Although you may think in order to maintain a “healthy fitness diet” you need to sacrifice the flavours in your food, the truth is, it doesn't have to be this way. You don't need to be eating bland chicken breast, plain brown rice or steamed veggies for every meal. Making the right choices is key for losing fat and building muscle while still eating satisfying meals at the same time.
Whether your goal is to lose weight, eat healthier, start a new diet, you don't have to sacrifice all the foods you loved before to achieve this. Healthy condiments can be an alternative for maintaining a low calorie meal without compromising the taste!
While you may be wondering which are healthy condiments? Considering most condiments contain unhealthy ingredients like artificial additives and high amounts of added salt and sugar. Healthy condiments pack nutritious ingredients like protein, healthy fats, fiber, and are low in added sugar. This is key when trying to sustain a healthy lifestyle without stripping you away of the delicious foods and recipes.
Most of you are already familiar with this popular condiment. Mustard is low in calories, with 2 teaspoons (10 grams) of yellow mustard providing only 6 calories. Most mustards contain a spice called turmeric, which has shown strong anti inflammatory benefits in many studies. Not only can you apply mustard to your burgers, it is also a healthy addition to homemade dressings or marinades. Leaving your food with a delicious taste packed with nutrients.
This very simple yet tasty substitute, a low calorie condiment, Sky Yogurt. This condiment is high in protein and low in fats. It only has under 10 calories per 15 gram! This alternative can be mixed with various ingredients, such as sriracha, salsa, lemon and herb to make Tzatziki, homemade ranch, etc. Enjoy a simple yet tasty homemade sauce!
For those who love spicing up their meals red hot is a great alternative! Although there may be many varieties of red hot sauce, most contain cayenne peppers, vinegar, and salt. One teaspoon (5 ml) of red hot sauce has only 6 calories. One health benefit is the capsaicin (a compound found in chili peppers) has anti-inflammatory properties and may support weight loss.
This condiment is an easy way to add a kick of flavour without too many calories.

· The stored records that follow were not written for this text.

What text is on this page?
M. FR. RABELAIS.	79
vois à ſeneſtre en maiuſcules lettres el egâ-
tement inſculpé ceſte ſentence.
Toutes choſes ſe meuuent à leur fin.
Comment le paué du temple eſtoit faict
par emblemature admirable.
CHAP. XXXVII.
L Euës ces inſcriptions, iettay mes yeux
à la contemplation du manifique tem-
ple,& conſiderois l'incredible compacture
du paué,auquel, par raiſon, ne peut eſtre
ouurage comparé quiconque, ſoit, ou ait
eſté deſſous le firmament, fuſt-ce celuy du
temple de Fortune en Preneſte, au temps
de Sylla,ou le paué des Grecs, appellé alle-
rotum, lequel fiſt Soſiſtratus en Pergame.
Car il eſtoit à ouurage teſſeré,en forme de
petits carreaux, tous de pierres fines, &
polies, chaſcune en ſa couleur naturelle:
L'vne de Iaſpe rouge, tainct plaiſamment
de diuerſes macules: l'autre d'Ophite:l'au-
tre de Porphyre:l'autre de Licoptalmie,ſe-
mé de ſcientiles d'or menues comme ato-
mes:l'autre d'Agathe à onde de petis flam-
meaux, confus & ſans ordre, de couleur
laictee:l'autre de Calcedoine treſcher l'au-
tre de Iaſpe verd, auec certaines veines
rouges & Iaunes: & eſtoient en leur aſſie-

Salsa is a great alternative to spice up your tacos, scrambled eggs, or fajitas. Two tablespoons (30 ml) of salsa only has 10 calories. Salsa can be a great alternative to other high calorie salad dressing such as ranch. Replacing 2 tablespoons of regular ranch with the same serving of salsa will save you 119 calories!
Choose the salsa that is low in sodium and contains no added sugar to obtain the most health benefits.
Low sugar ketchup is a healthier choice for cutting down on the calories. It is made up of vinegar, salt, pepper, spices, and tomatoes which are processed and cooked. 1 tablespoon of ketchup has a total of 5 calories. As ketchup being a popularly favourite, you can still enjoy it guilt free!
Sriracha is one of the best low-calorie condiments, being very low in sodium and contains capsaicin, which helps in reducing cholesterol in your body and inhibits the growth of cancer. Capsaicin is also known to help regular blood sugar levels and lose weight. 1 tablespoon of sriracha has 5 calories! An easy way to spice up any meal such as eggs, stir fry, and many more!
Your condiments can be a great source to add extra flavour, texture, and nutrients to your meals. Eating healthier doesn't mean completely removing them out of your diet. Although many store-bought condiments can be high in calories, sugar and salt, there are many healthier options. Try substituting your condiments for these low cal options, allowing you to enjoy your meals while creating a healthy lifestyle!